Hello, I think I am having a similar issue except seems it may be related to diamond:
I ran Broccoli (v1.2.1) with default parameters and I get the following error message:

multiprocessing.pool.RemoteTraceback:
"""
Traceback (most recent call last):
File "/data/evassvis/software/anaconda3/envs/broccoli_env/lib/python3.6/multiprocessing/pool.py", line 119, in worker
result = (True, func(*args, **kwds))
File "/data/evassvis/software/anaconda3/envs/broccoli_env/lib/python3.6/multiprocessing/pool.py", line 44, in mapstar
return list(map(*args))
File "/lustre/alice3/data/evassvis/software/broccoli_new/Broccoli-master/scripts/broccoli_step2.py", line 238, in process_file
--compress 1 --more-sensitive -e ' + str(evalue) + ' -o ' + str(index_dir / search_output) + ' --outfmt 6 qseqid sseqid qstart qend sstart cigar 2>&1', shell=True)
File "/data/evassvis/software/anaconda3/envs/broccoli_env/lib/python3.6/subprocess.py", line 356, in check_output
**kwargs).stdout
File "/data/evassvis/software/anaconda3/envs/broccoli_env/lib/python3.6/subprocess.py", line 438, in run
output=stdout, stderr=stderr)
subprocess.CalledProcessError: Command 'diamond blastp --quiet --threads 1 --db dir_step2/databases/61.db --max-target-seqs 6 --query dir_step1/24.fas --compress 1 --more-sensitive -e 0.001 -o dir_step2/24/24_61.gz --outfmt 6 qseqid sseqid qstart qend sstart cigar 2>&1' returned non-zero exit status 1.
"""

The above exception was the direct cause of the following exception:

Traceback (most recent call last):
File "/data/evassvis/software/broccoli_new/Broccoli-master/broccoli.py", line 148, in
broccoli_step2.step2_phylomes(evalue, max_per_species, path_diamond, path_fasttree, trim_thres, phylo_method, nb_threads)
File "/lustre/alice3/data/evassvis/software/broccoli_new/Broccoli-master/scripts/broccoli_step2.py", line 78, in step2_phylomes
multithread_process_file(list_files, nb_threads)
File "/lustre/alice3/data/evassvis/software/broccoli_new/Broccoli-master/scripts/broccoli_step2.py", line 151, in multithread_process_file
results_2 = tmp_res.get()
File "/data/evassvis/software/anaconda3/envs/broccoli_env/lib/python3.6/multiprocessing/pool.py", line 644, in get
raise self._value
subprocess.CalledProcessError: Command 'diamond blastp --quiet --threads 1 --db dir_step2/databases/61.db --max-target-seqs 6 --query dir_step1/24.fas --compress 1 --more-sensitive -e 0.001 -o dir_step2/24/24_61.gz --outfmt 6 qseqid sseqid qstart qend sstart cigar 2>&1' returned non-zero exit status 1.

I am also not sure if/what something is wrong with my input proteomes.
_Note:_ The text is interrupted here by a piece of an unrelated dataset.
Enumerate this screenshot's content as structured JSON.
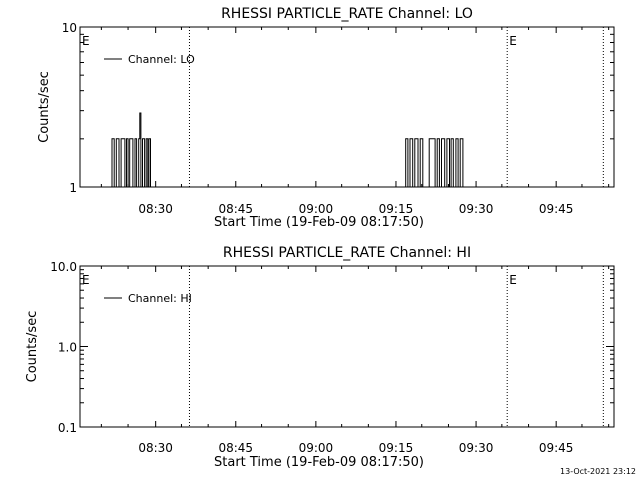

Any suggestions? Happy to share any file if it can be of help to uncover the source of the problem.
Thank you
Alessandra

Hi,

could you please run the diamond command line and post here the output (error message):
diamond blastp --quiet --threads 1 --db dir_step2/databases/61.db --max-target-seqs 6 --query dir_step1/24.fas --compress 1 --more-sensitive -e 0.001 -o dir_step2/24/24_61.gz --outfmt 6 qseqid sseqid qstart qend sstart cigar
with that I could find the issue.
thanks

Romain

Hi Romain, thanks for your reply.
If I run the command you asked in the same directory of the failed run I get the message:

Error: Incomplete database file. Database building did not complete successfully.

Of note, I have in the meantime filtered out from my proteomes files any file that resulted empty and re-ran Broccoli and in that way it worked. Could that be a cause of the problem?

Thanks a lot
Alessandra